If you have chosen to name your own split chunks then they will be compiled into a filename looking somewhat like this:


Once you have chosen which components you want to use React.Lazy on, you have to add the suspense function. When loading your web application these lazy loaded components will first be requested once they are needed and therefore we need something to happen in between the request and the rendered component. This is where React.Suspense comes in the picture. If you haven’t worked with the suspense function before, then you can read the documentation here:

After adding the suspense function to those components using React.Lazy we need to instruct Webpack to do code splitting. This is the easiest step since it is done only using a single setting in your output section. You can configure your chunk names in many ways but in this tutorial we will go with the easiest setting.

module.exports = {
         output: {           
             chunkFilename: ‘[id].js',

The above example is taken from Webpacks own example code and what it does it simply to name the code splitter chunk files with a random id.

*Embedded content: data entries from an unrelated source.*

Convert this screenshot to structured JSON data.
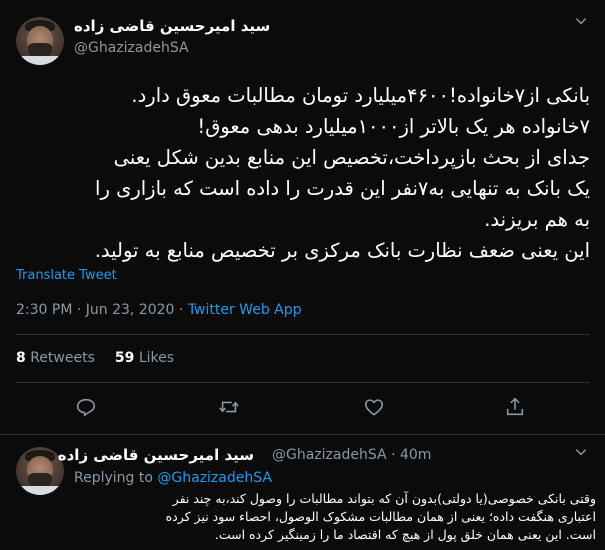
{
  "main_tweet": {
    "author_name": "سید امیرحسین قاضی زاده",
    "handle": "@GhazizadehSA",
    "body_lines": [
      "بانکی از۷خانواده!۴۶۰۰میلیارد تومان مطالبات معوق دارد.",
      "۷خانواده هر یک بالاتر از۱۰۰۰میلیارد بدهی معوق!",
      "جدای از بحث بازپرداخت،تخصیص این منابع بدین شکل یعنی",
      "یک بانک به تنهایی به۷نفر این قدرت را داده است که بازاری را",
      "به هم بریزند.",
      "این یعنی ضعف نظارت بانک مرکزی بر تخصیص منابع به تولید."
    ],
    "translate_label": "Translate Tweet",
    "time": "2:30 PM",
    "separator": " · ",
    "date": "Jun 23, 2020",
    "app": "Twitter Web App",
    "retweets_count": "8",
    "retweets_label": "Retweets",
    "likes_count": "59",
    "likes_label": "Likes"
  },
  "reply_tweet": {
    "author_name": "سید امیرحسین قاضی زاده",
    "handle": "@GhazizadehSA",
    "time_ago": "40m",
    "replying_label": "Replying to",
    "replying_to": "@GhazizadehSA",
    "body_lines": [
      "وقتی بانکی خصوصی(یا دولتی)بدون آن که بتواند مطالبات را وصول کند،به چند نفر",
      "اعتباری هنگفت داده؛ یعنی از همان مطالبات مشکوک الوصول، احصاء سود نیز کرده",
      "است. این یعنی همان خلق پول از هیچ که اقتصاد ما را زمینگیر کرده است."
    ]
  },
  "icons": {
    "caret": "chevron-down-icon",
    "reply": "reply-icon",
    "retweet": "retweet-icon",
    "like": "heart-icon",
    "share": "share-icon"
  },
  "colors": {
    "background": "#0b0b0b",
    "accent": "#1d9bf0",
    "muted": "#8b98a5",
    "divider": "#2f3336"
  }
}
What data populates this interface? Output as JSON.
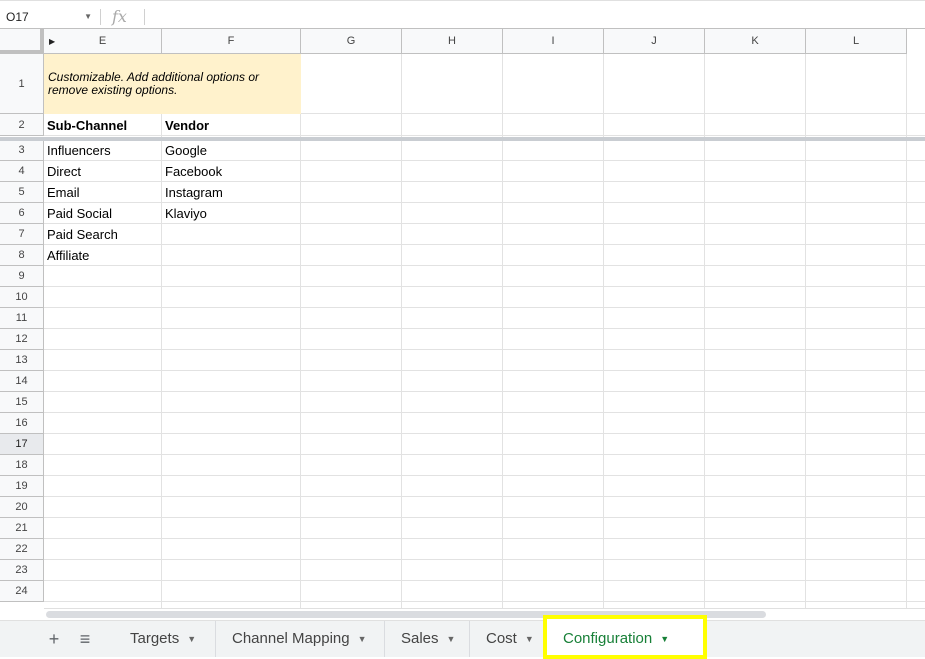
{
  "formula_bar": {
    "cell_ref": "O17",
    "fx_label": "fx",
    "value": ""
  },
  "columns": [
    "E",
    "F",
    "G",
    "H",
    "I",
    "J",
    "K",
    "L"
  ],
  "rows": [
    "1",
    "2",
    "3",
    "4",
    "5",
    "6",
    "7",
    "8",
    "9",
    "10",
    "11",
    "12",
    "13",
    "14",
    "15",
    "16",
    "17",
    "18",
    "19",
    "20",
    "21",
    "22",
    "23",
    "24"
  ],
  "selected_row": "17",
  "note": "Customizable. Add additional options or remove existing options.",
  "headers": {
    "sub_channel": "Sub-Channel",
    "vendor": "Vendor"
  },
  "sub_channels": [
    "Influencers",
    "Direct",
    "Email",
    "Paid Social",
    "Paid Search",
    "Affiliate"
  ],
  "vendors": [
    "Google",
    "Facebook",
    "Instagram",
    "Klaviyo"
  ],
  "colors": {
    "note_fill": "#fff2cc",
    "active_tab_text": "#188038",
    "highlight_box": "#ffff00"
  },
  "tabs": [
    {
      "label": "Targets"
    },
    {
      "label": "Channel Mapping"
    },
    {
      "label": "Sales"
    },
    {
      "label": "Cost"
    },
    {
      "label": "Configuration",
      "active": true
    }
  ],
  "tab_controls": {
    "add": "+",
    "all_sheets": "≡"
  }
}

To use your new code splitted chunk files you do exactly the same as before. If you chose to call your project app.js, then after using React.Lazy you will notice that you still have a file called app.js (the compiled bundle). This file will be your main file that you include in your HTML page and then your React web application will take care of importing the chunks when they are needed. Therefore you don’t need to import the chunks in your HTML, you simply import the same file as before and then magically React will take care of the rest.